Le médecin du travail licencié sans autorisation administrative et qui ne demande pas sa réintégration a droit à une indemnité pour violation du statut protecteur égale aux salaires qu'il aurait dû percevoir entre son éviction et la fin de la période de protection, dans la limite de trente mois, durée de la protection minimale accordée aux représentants du personnel

Texte de la décision

Demande d'avis n° M 1470009
Séance 15 décembre 2014
Juridiction : Conseil de prud'hommes de Boulogne-Billancourt
Avis n° 15013P
Vu les articles L. 141-1 et suivants du code de l'organisation judiciaire et 1031-1 et suivants du code de procédure civile ;
Vu la demande d'avis formulée le 18 septembre 2014 par le conseil de prud'hommes de Boulogne-Billancourt, reçue le 26 septembre 2014, dans une instance opposant M. Jean-Marie X... à la SAS Vallourec Tubes France et ainsi libellée :
" Quelle doit être la durée de protection permettant de calculer le montant de l'indemnité pour violation du statut protecteur du médecin du travail licencié sans autorisation administrative ? "

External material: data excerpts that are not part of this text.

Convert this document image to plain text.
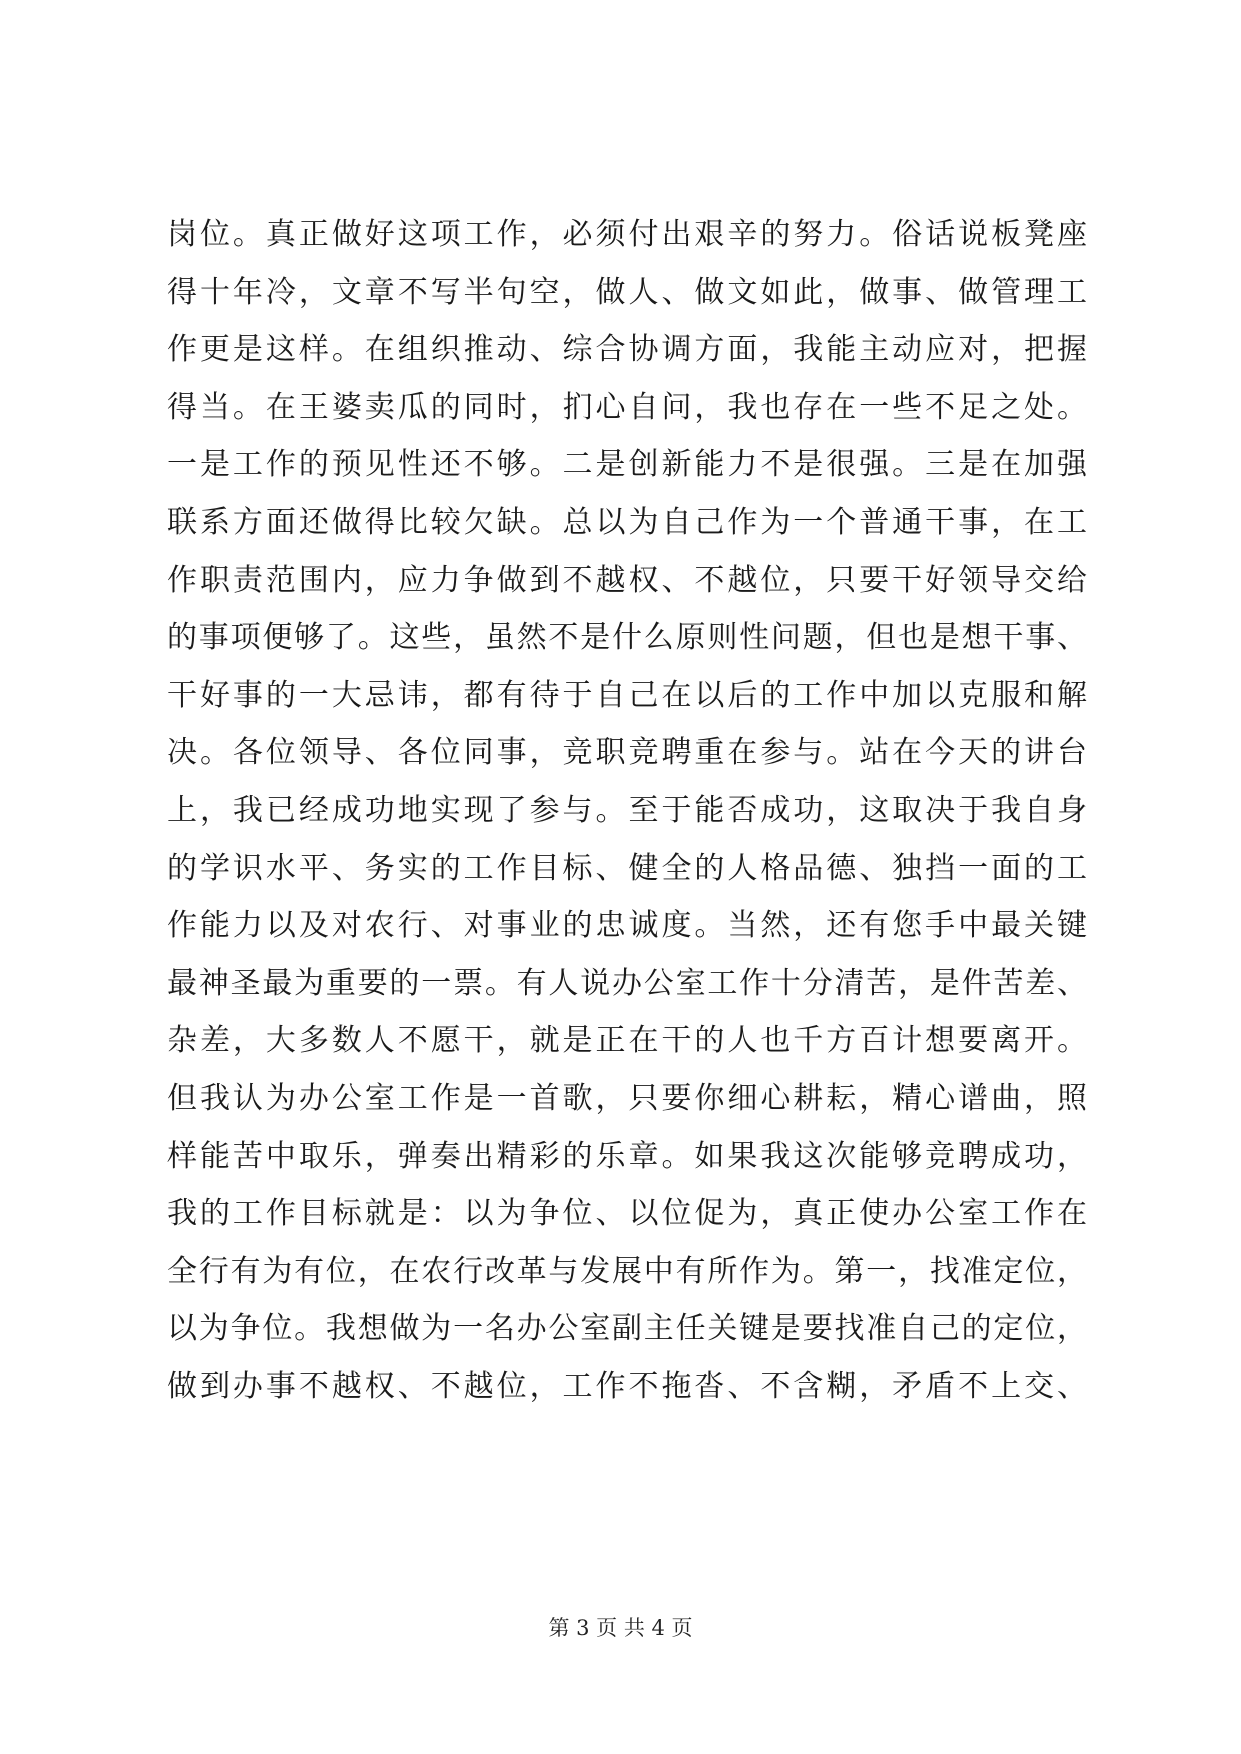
岗位。真正做好这项工作，必须付出艰辛的努力。俗话说板凳座
得十年冷，文章不写半句空，做人、做文如此，做事、做管理工
作更是这样。在组织推动、综合协调方面，我能主动应对，把握
得当。在王婆卖瓜的同时，扪心自问，我也存在一些不足之处。
一是工作的预见性还不够。二是创新能力不是很强。三是在加强
联系方面还做得比较欠缺。总以为自己作为一个普通干事，在工
作职责范围内，应力争做到不越权、不越位，只要干好领导交给
的事项便够了。这些，虽然不是什么原则性问题，但也是想干事、
干好事的一大忌讳，都有待于自己在以后的工作中加以克服和解
决。各位领导、各位同事，竞职竞聘重在参与。站在今天的讲台
上，我已经成功地实现了参与。至于能否成功，这取决于我自身
的学识水平、务实的工作目标、健全的人格品德、独挡一面的工
作能力以及对农行、对事业的忠诚度。当然，还有您手中最关键
最神圣最为重要的一票。有人说办公室工作十分清苦，是件苦差、
杂差，大多数人不愿干，就是正在干的人也千方百计想要离开。
但我认为办公室工作是一首歌，只要你细心耕耘，精心谱曲，照
样能苦中取乐，弹奏出精彩的乐章。如果我这次能够竞聘成功，
我的工作目标就是：以为争位、以位促为，真正使办公室工作在
全行有为有位，在农行改革与发展中有所作为。第一，找准定位，
以为争位。我想做为一名办公室副主任关键是要找准自己的定位，
做到办事不越权、不越位，工作不拖沓、不含糊，矛盾不上交、
第 3 页 共 4 页
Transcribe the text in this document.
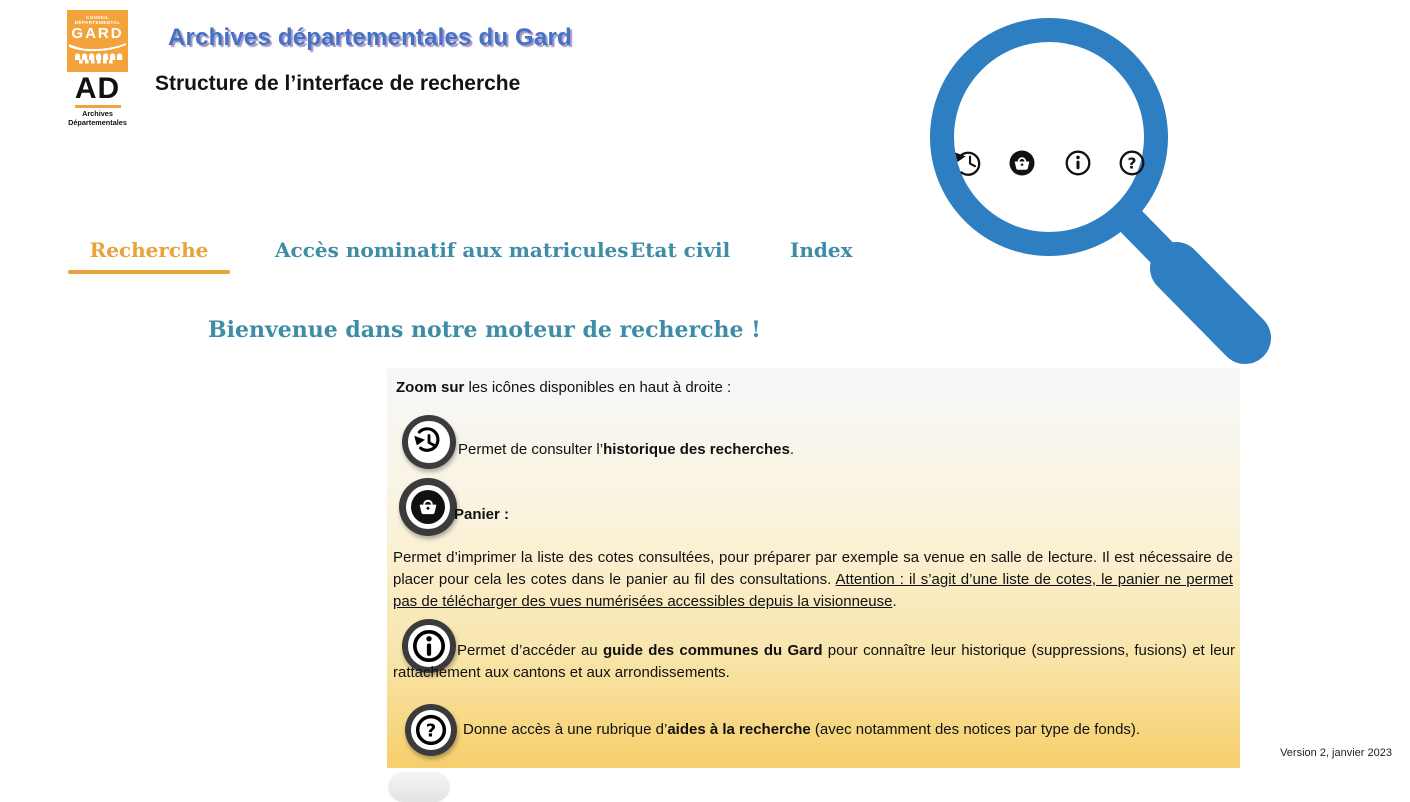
CONSEIL
DÉPARTEMENTAL
GARD
AD
Archives
Départementales
Archives départementales du Gard
Structure de l’interface de recherche
?
Recherche	Accès nominatif aux matricules Etat civil	Index
Bienvenue dans notre moteur de recherche !
Zoom sur les icônes disponibles en haut à droite :
Permet de consulter l’historique des recherches.
Panier :
Permet d’imprimer la liste des cotes consultées, pour préparer par exemple sa venue en salle de lecture. Il est nécessaire de placer pour cela les cotes dans le panier au fil des consultations. Attention : il s’agit d’une liste de cotes, le panier ne permet pas de télécharger des vues numérisées accessibles depuis la visionneuse.
Permet d’accéder au guide des communes du Gard pour connaître leur historique (suppressions, fusions) et leur rattachement aux cantons et aux arrondissements.
? Donne accès à une rubrique d’aides à la recherche (avec notamment des notices par type de fonds).
Version 2, janvier 2023
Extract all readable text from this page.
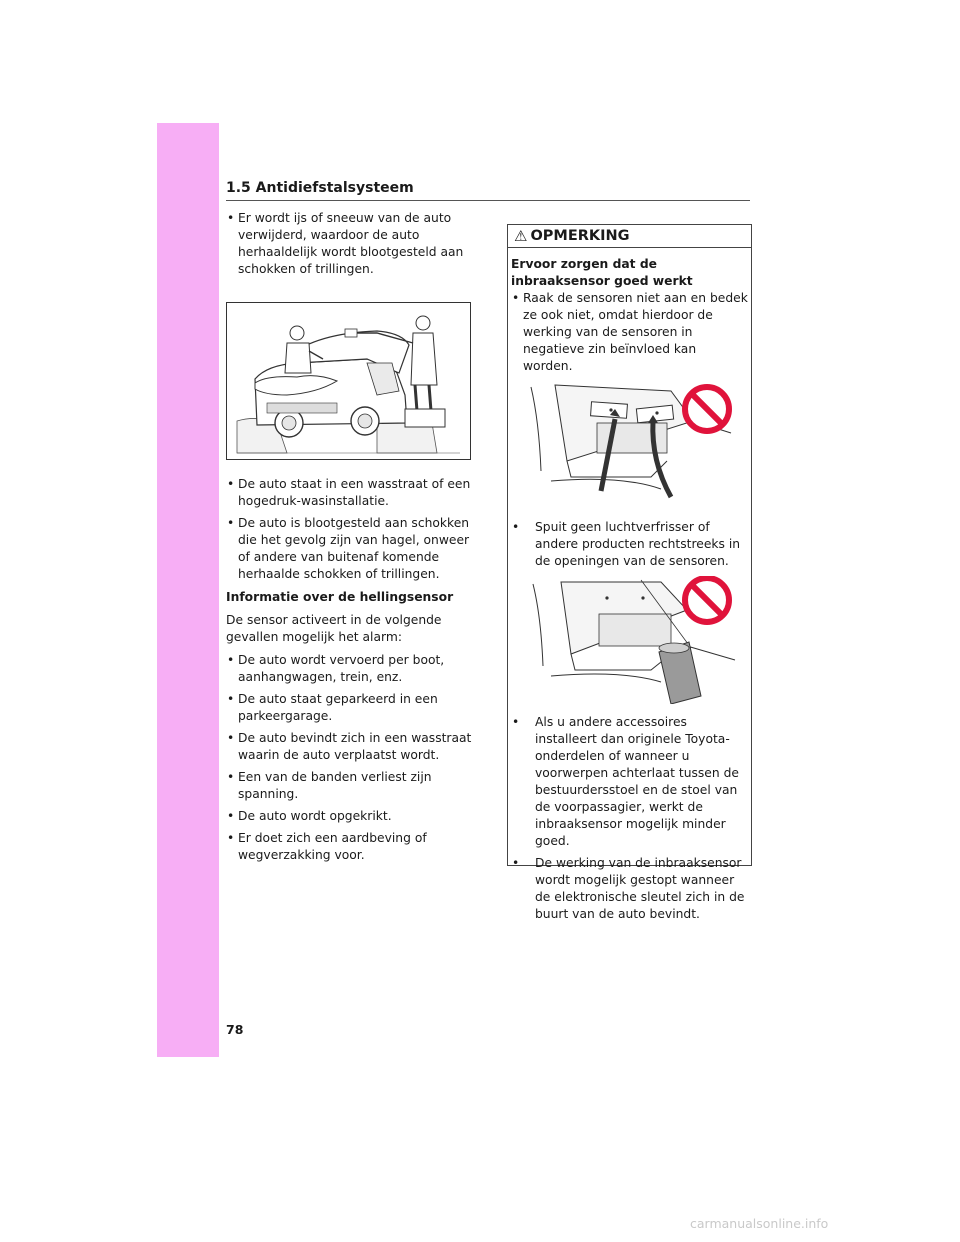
1.5 Antidiefstalsysteem
• Er wordt ijs of sneeuw van de auto verwijderd, waardoor de auto herhaaldelijk wordt blootgesteld aan schokken of trillingen.
• De auto staat in een wasstraat of een hogedruk-wasinstallatie.
• De auto is blootgesteld aan schokken die het gevolg zijn van hagel, onweer of andere van buitenaf komende herhaalde schokken of trillingen.
Informatie over de hellingsensor
De sensor activeert in de volgende gevallen mogelijk het alarm:
• De auto wordt vervoerd per boot, aanhangwagen, trein, enz.
• De auto staat geparkeerd in een parkeergarage.
• De auto bevindt zich in een wasstraat waarin de auto verplaatst wordt.
• Een van de banden verliest zijn spanning.
• De auto wordt opgekrikt.
• Er doet zich een aardbeving of wegverzakking voor.
⚠ OPMERKING
Ervoor zorgen dat de inbraaksensor goed werkt
• Raak de sensoren niet aan en bedek ze ook niet, omdat hierdoor de werking van de sensoren in negatieve zin beïnvloed kan worden.
• Spuit geen luchtverfrisser of andere producten rechtstreeks in de openingen van de sensoren.
• Als u andere accessoires installeert dan originele Toyota-onderdelen of wanneer u voorwerpen achterlaat tussen de bestuurdersstoel en de stoel van de voorpassagier, werkt de inbraaksensor mogelijk minder goed.
• De werking van de inbraaksensor wordt mogelijk gestopt wanneer de elektronische sleutel zich in de buurt van de auto bevindt.
78
carmanualsonline.info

Vu les observations écrites déposées par la SCP Célice, Blancpain et Soltner pour la SAS Vallourec Tubes France ;
Sur le rapport de Mme Sabotier, conseiller référendaire, et les conclusions de Mme Courcol-Bouchard, avocat général, entendu en ses conclusions orales ;
EST D'AVIS QUE :
Le médecin du travail licencié sans autorisation administrative et qui ne demande pas sa réintégration a droit à une indemnité pour violation du statut protecteur égale aux salaires qu'il aurait dû percevoir entre son éviction et la fin de la période de protection, dans la limite de trente mois, durée de la protection minimale légale accordée aux représentants du personnel.
Fait à Paris, le 15 décembre 2014, au cours de la séance où étaient présents :
M. Louvel, premier président, M. Terrier, Mme Flise, MM. Guérin, Jean, Mme Batut, M. Frouin, Mme Mouillard, présidents de chambre, Mme Lambremon, conseiller, Mme Sabotier, conseiller référendaire rapporteur, assistée de M. Pons, auditeur au service de documentation, des études et du rapport, et Mme Tardi, directeur de greffe.
Le présent avis a été signé par le premier président et le directeur de greffe.